Good Taste: When local beer meets local cheese
Cheese(s) of the month, bolstered by beer. (Beer makes just about everything better.)
Cheese(s) of the month, bolstered by beer
Beer makes just about everything better, and it's especially true with washed-rind cheese, whose flavors take on extra dimensions when yeasty brew is added to a brine brushed across the rind during aging.
Two excellent examples using local beers come from Pennsylvania farms.
Tommenator from Keswick Creamery near Newburg in Cumberland Valley is a semi-firm raw milk tomme, whose naturally mild flavor takes on a hoppy tang and malty resonance, thanks to a Troegenator double bock from Tröeg's Brewing Co.

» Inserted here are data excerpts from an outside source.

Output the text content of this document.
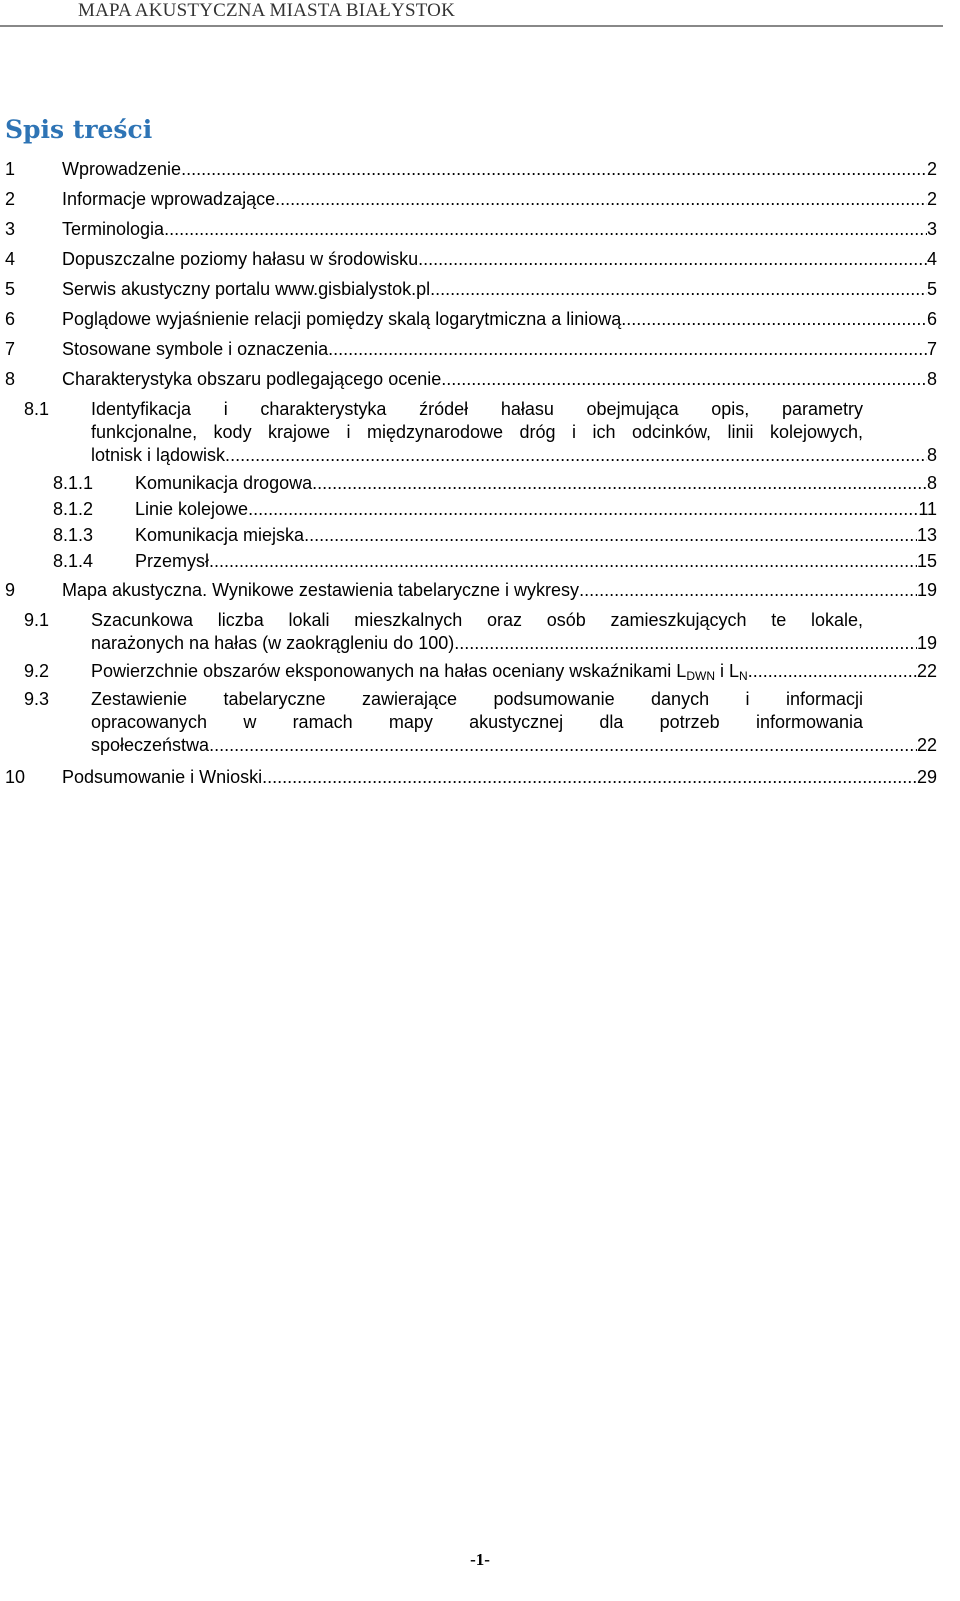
MAPA AKUSTYCZNA MIASTA BIAŁYSTOK
Spis treści
1	Wprowadzenie .....	2
2	Informacje wprowadzające .....	2
3	Terminologia .....	3
4	Dopuszczalne poziomy hałasu w środowisku .....	4
5	Serwis akustyczny portalu www.gisbialystok.pl .....	5
6	Poglądowe wyjaśnienie relacji pomiędzy skalą logarytmiczna a liniową .....	6
7	Stosowane symbole i oznaczenia .....	7
8	Charakterystyka obszaru podlegającego ocenie .....	8
8.1 Identyfikacja i charakterystyka źródeł hałasu obejmująca opis, parametry
funkcjonalne, kody krajowe i międzynarodowe dróg i ich odcinków, linii kolejowych,
lotnisk i lądowisk. .....	8
8.1.1 Komunikacja drogowa .....	8
8.1.2 Linie kolejowe .....	11
8.1.3 Komunikacja miejska .....	13
8.1.4 Przemysł .....	15
9	Mapa akustyczna. Wynikowe zestawienia tabelaryczne i wykresy .....	19
9.1 Szacunkowa liczba lokali mieszkalnych oraz osób zamieszkujących te lokale,
narażonych na hałas (w zaokrągleniu do 100) .....	19
9.2 Powierzchnie obszarów eksponowanych na hałas oceniany wskaźnikami $L_{DWN}$ i $L_N$ .....	22
9.3 Zestawienie tabelaryczne zawierające podsumowanie danych i informacji
opracowanych w ramach mapy akustycznej dla potrzeb informowania
społeczeństwa. .....	22
10 Podsumowanie i Wnioski .....	29
-1-
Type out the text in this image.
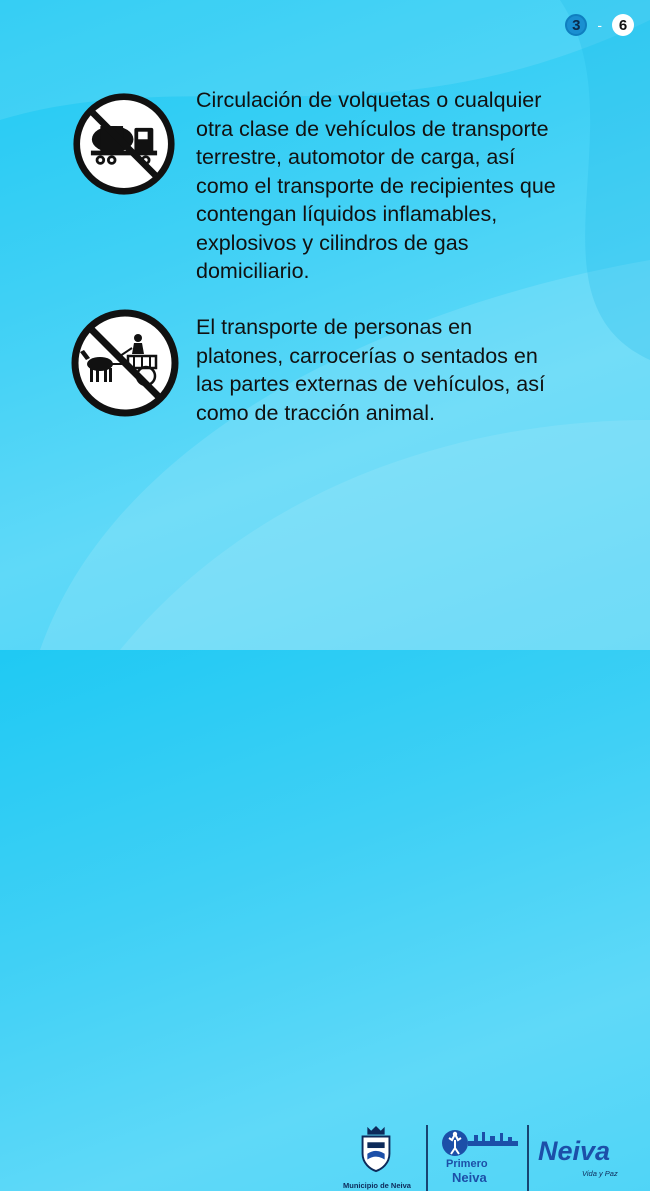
3	-	6
Circulación de volquetas o cualquier otra clase de vehículos de transporte terrestre, automotor de carga, así como el transporte de recipientes que contengan líquidos inflamables, explosivos y cilindros de gas domiciliario.
El transporte de personas en platones, carrocerías o sentados en las partes externas de vehículos, así como de tracción animal.
Municipio de Neiva
Primero
Neiva
Neiva
Vida y Paz
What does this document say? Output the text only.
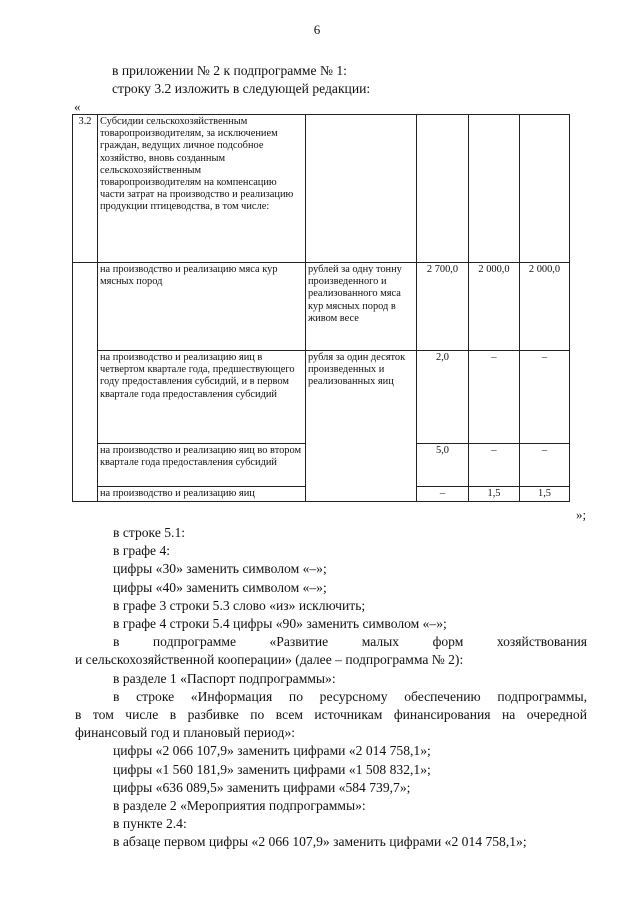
6
в приложении № 2 к подпрограмме № 1:
строку 3.2 изложить в следующей редакции:
«
3.2	Субсидии сельскохозяйственным товаропроизводителям, за исключением граждан, ведущих личное подсобное хозяйство, вновь созданным сельскохозяйственным товаропроизводителям на компенсацию части затрат на производство и реализацию продукции птицеводства, в том числе:				
	на производство и реализацию мяса кур мясных пород	рублей за одну тонну произведенного и реализованного мяса кур мясных пород в живом весе	2 700,0	2 000,0	2 000,0
	на производство и реализацию яиц в четвертом квартале года, предшествующего году предоставления субсидий, и в первом квартале года предоставления субсидий	рубля за один десяток произведенных и реализованных яиц	2,0	–	–
	на производство и реализацию яиц во втором квартале года предоставления субсидий		5,0	–	–
	на производство и реализацию яиц		–	1,5	1,5
»;

в строке 5.1:

в графе 4:

цифры «30» заменить символом «–»;

цифры «40» заменить символом «–»;

в графе 3 строки 5.3 слово «из» исключить;

в графе 4 строки 5.4 цифры «90» заменить символом «–»;

в подпрограмме «Развитие малых форм хозяйствования

и сельскохозяйственной кооперации» (далее – подпрограмма № 2):

в разделе 1 «Паспорт подпрограммы»:

в строке «Информация по ресурсному обеспечению подпрограммы,

в том числе в разбивке по всем источникам финансирования на очередной

финансовый год и плановый период»:

цифры «2 066 107,9» заменить цифрами «2 014 758,1»;

цифры «1 560 181,9» заменить цифрами «1 508 832,1»;

цифры «636 089,5» заменить цифрами «584 739,7»;

в разделе 2 «Мероприятия подпрограммы»:

в пункте 2.4:

в абзаце первом цифры «2 066 107,9» заменить цифрами «2 014 758,1»;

A considerably more assertive beer cheese is the funky wedge from Calkins Creamery in Honesdale called Levon's Luck, a softer round that reminds Aimee Olexy at Talula's Garden (where it's included on cheese plates) of a Tomme Crayeuse. This buttery raw milk cheese gets marinated with orange peel and coriander before it's washed with hefeweizen wheat beer from 3 Guys and a Beer'd in Carbondale. The resulting mottled and sticky crust can be borderline salty (each wheel varies), but also sparks with pepper and floral spice notes that are a natural, says Olexy, with mustard, summer sausage and, yes, a cold beer.
Keswick Creamery Tommenator, $24.95 a pound at the Fair Food Farmstand (215-386-5211) in the Reading Terminal Market.
Calkins Creamery Levon's Luck, Talula's Daily (208 W. Washington Square, 215-592-6555).